SBN is led by Chair Russell Dalgleish and aims to connect the Scottish diaspora and support international business connectivity from Scotland. It organises Scottish International Week, a series of international events that promote trade, exports, and internationalisation opportunities for Scottish companies by facilitating connections with the diaspora.

==History==
Scottish Business Network (SBN) was founded in 2016 by Russell Dalgleish and former Scottish Enterprise executive Christine Esson. The idea originated in 2008, when Dalgleish attended an art event in Trafalgar Square organised by Antony Gormley. While attending the event, Dalgleish reflected on his Scottish identity and his lack of connection to Scotland while living in London.

Initially, SBN hosted monthly events in London featuring Scottish companies such as Appointed to engage senior members of the Scottish diaspora and support commercial networking. Later, SBN established "soft landing" support centres in London and Dubai, offering facilities and local network access to help Scottish companies expand. It also held events in Hong Kong, Singapore, and Dubai. The organisation introduced a digital platform developed by Glasgow-based VeryConnect and a consultancy service to help Scottish businesses expand to new regions.

In 2017, SBN received a small grant from the Scottish Government and Scottish Enterprise to support sustainable economic growth in Scotland.

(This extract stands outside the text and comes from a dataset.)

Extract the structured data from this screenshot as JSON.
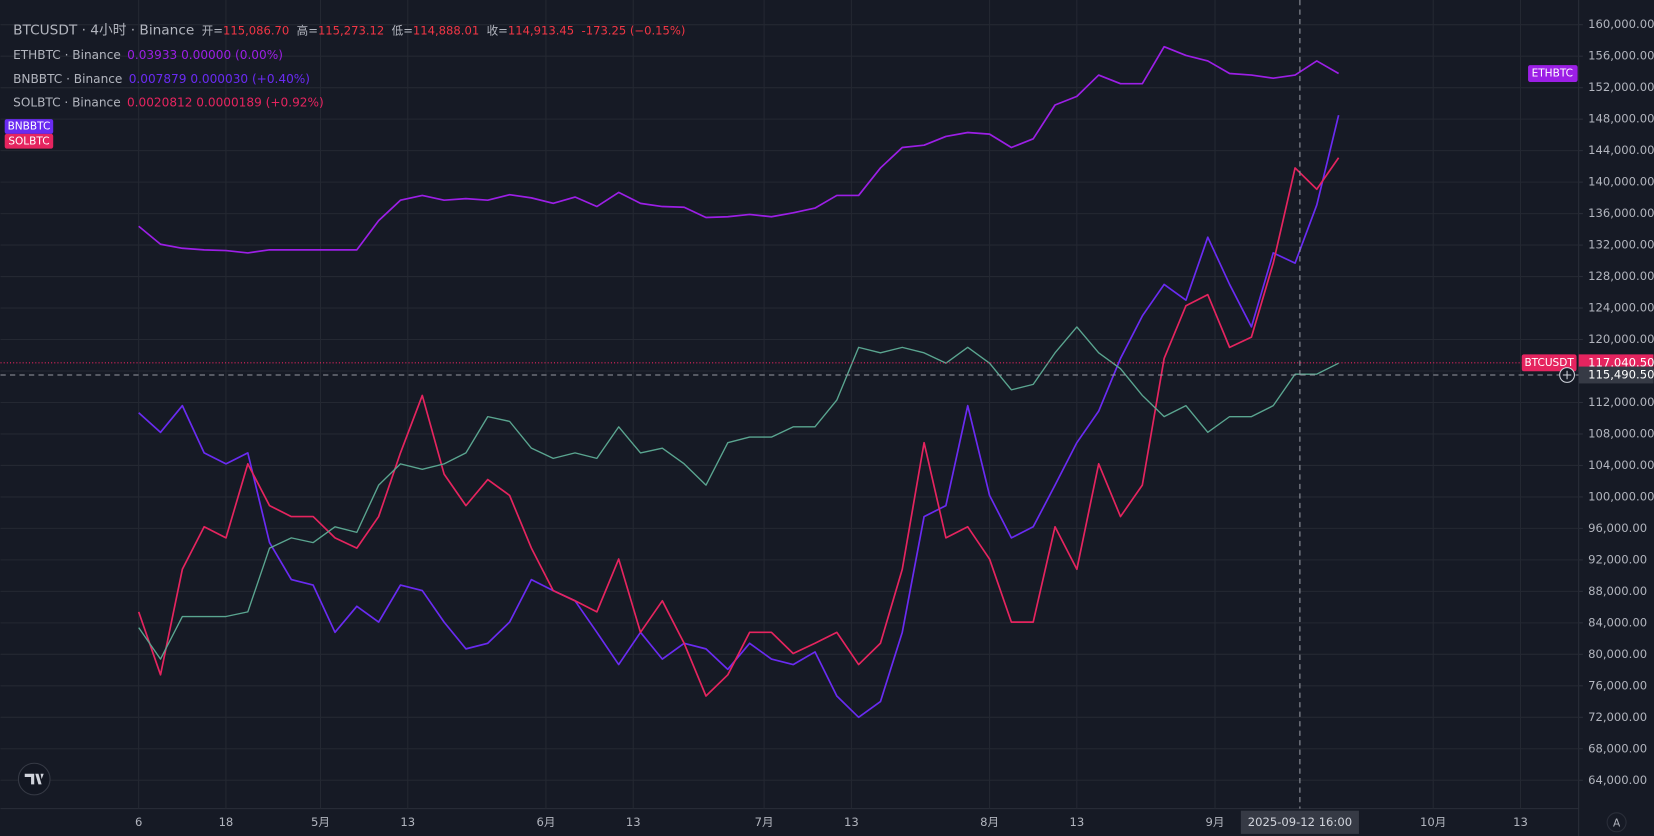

In February 2021, SBN established an office in the United States to support Scottish companies operating in North America and to facilitate trade between the regions. Previously, in 2020, it had appointed Ian Houston as ambassador in Washington, D.C., Tom Thomas in India, and Fraser Grier in New York City.

Since its founding in 2016, the network has expanded to include 48 voluntary ambassadors across 22 countries and focuses on facilitating global business connections for the Scottish diaspora.